Shrewsbury Street Names Articles
Probable sight of hangings, the raised area near the shops at the bottom of Mount Pleasant Road
Ditherington Road runs between St Michael’s Street and Heath Gates in the north of Shrewsbury. The area of Ditherington grew rapidly in the early nineteenth century after the opening of the Flax Mill, but the origin of the name is obscure. The common belief has long been that it is derived from the word ‘dither’, whose original meaning was to shake or quake. This describes the public hangings that used to take place at Old Heath, just off Ditherington Road, before the opening of the new prison in 1793.
In the eighteenth and early nineteenth centuries the death penalty was the sentence for many quite minor crimes, though often the sentence was commuted to imprisonment or transportation. Hangings took place in public because it was felt that they acted as a deterrent to other would-be offenders. However, they often became just a form of entertainment, watched with gruesome interest by all ages and social classes.
The crowds at a hanging in Tyburn, London (William Hogarth, 1697-1764)
The ‘gallows’ may have been purpose made or just a suitable tree. The prisoner was made to stand up on a cart, and the rope was fastened round his neck and pulled as tight as possible. The cart was then driven away, leaving the prisoner hanging not far from the ground. Unconsciousness might have been almost instantaneous due to pressure on the arteries in the neck, or the person might have been conscious for several minutes until asphyxiation occurred. Even though the brain might be dead through lack of oxygen, the heart could continue to beat for many minutes, and there were usually convulsive movements of the body and limbs (described by one local observer as ‘sharp and severe struggles’). In everyday language these were known as ‘dithering’, and were probably caused by nervous and muscular reflexes.
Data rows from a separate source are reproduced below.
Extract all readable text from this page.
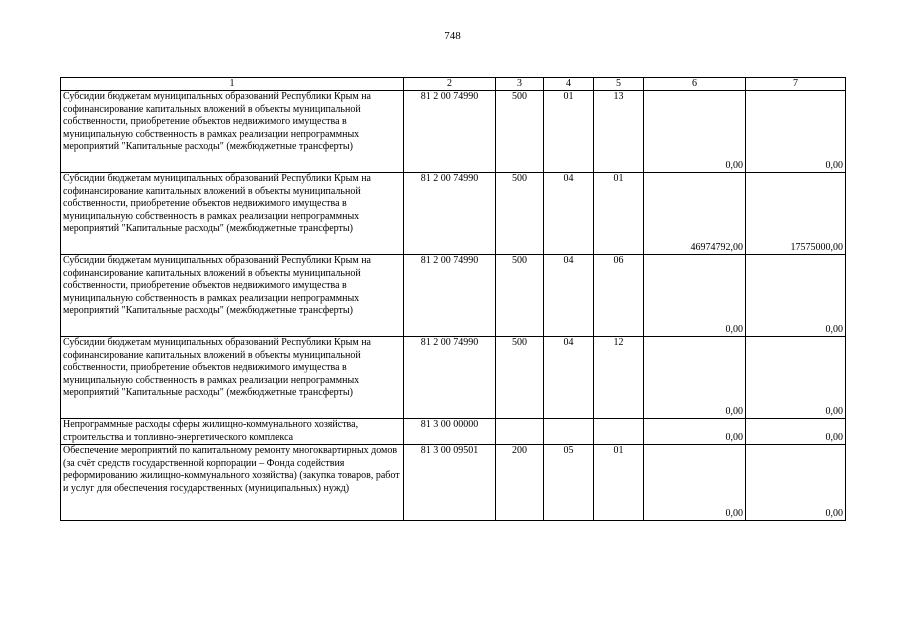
748
1	2	3	4	5	6	7
Субсидии бюджетам муниципальных образований Республики Крым на софинансирование капитальных вложений в объекты муниципальной собственности, приобретение объектов недвижимого имущества в муниципальную собственность в рамках реализации непрограммных мероприятий "Капитальные расходы" (межбюджетные трансферты)	81 2 00 74990	500	01	13	0,00	0,00
Субсидии бюджетам муниципальных образований Республики Крым на софинансирование капитальных вложений в объекты муниципальной собственности, приобретение объектов недвижимого имущества в муниципальную собственность в рамках реализации непрограммных мероприятий "Капитальные расходы" (межбюджетные трансферты)	81 2 00 74990	500	04	01	46974792,00	17575000,00
Субсидии бюджетам муниципальных образований Республики Крым на софинансирование капитальных вложений в объекты муниципальной собственности, приобретение объектов недвижимого имущества в муниципальную собственность в рамках реализации непрограммных мероприятий "Капитальные расходы" (межбюджетные трансферты)	81 2 00 74990	500	04	06	0,00	0,00
Субсидии бюджетам муниципальных образований Республики Крым на софинансирование капитальных вложений в объекты муниципальной собственности, приобретение объектов недвижимого имущества в муниципальную собственность в рамках реализации непрограммных мероприятий "Капитальные расходы" (межбюджетные трансферты)	81 2 00 74990	500	04	12	0,00	0,00
Непрограммные расходы сферы жилищно-коммунального хозяйства, строительства и топливно-энергетического комплекса	81 3 00 00000				0,00	0,00
Обеспечение мероприятий по капитальному ремонту многоквартирных домов (за счёт средств государственной корпорации – Фонда содействия реформированию жилищно-коммунального хозяйства) (закупка товаров, работ и услуг для обеспечения государственных (муниципальных) нужд)	81 3 00 09501	200	05	01	0,00	0,00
Contemporary print of the hanging of Margaret Dickson (© Shropshire Archives, 665/4/589)
The prisoner was usually left hanging for at least an hour, when it was assumed that death had occurred, and the body was cut down. Occasionally, however, things did not quite go according to plan, as in the famous case of Margaret Dickson in 1813. This unfortunate lady from Musselburgh near Edinburgh was convicted of the murder of her newborn illegitimate child, despite rather flimsy evidence. She was hanged in the usual way, and then placed in a coffin for transporting back to her home town. Part way there the men in charge of the coffin stopped for some liquid refreshment. The story of what happened next is told in a contemporary pamphlet – ‘While they were drinking, one of the men thought he saw the lid of the coffin move, and, going towards the cart, uncovered it, when he could perceive the woman to move, and she arose upright in her coffin, upon which he and the others took to their heels, almost killed with fear…Within an hour afterwards she was so well recovered as to be able to go to bed. Next morning she walked home to Musselburgh. According to [Scottish law] every person upon whom the judgment of the court has been executed has no more to suffer, but must be for ever discharged. Another maxim in the same institution is that the executed person is dead in law, so that the marriage is dissolved. This was the case with Mrs Dickson, for the king’s advocate could not pursue her any further...and her husband, being a good-natured man, was married to her a few days later.’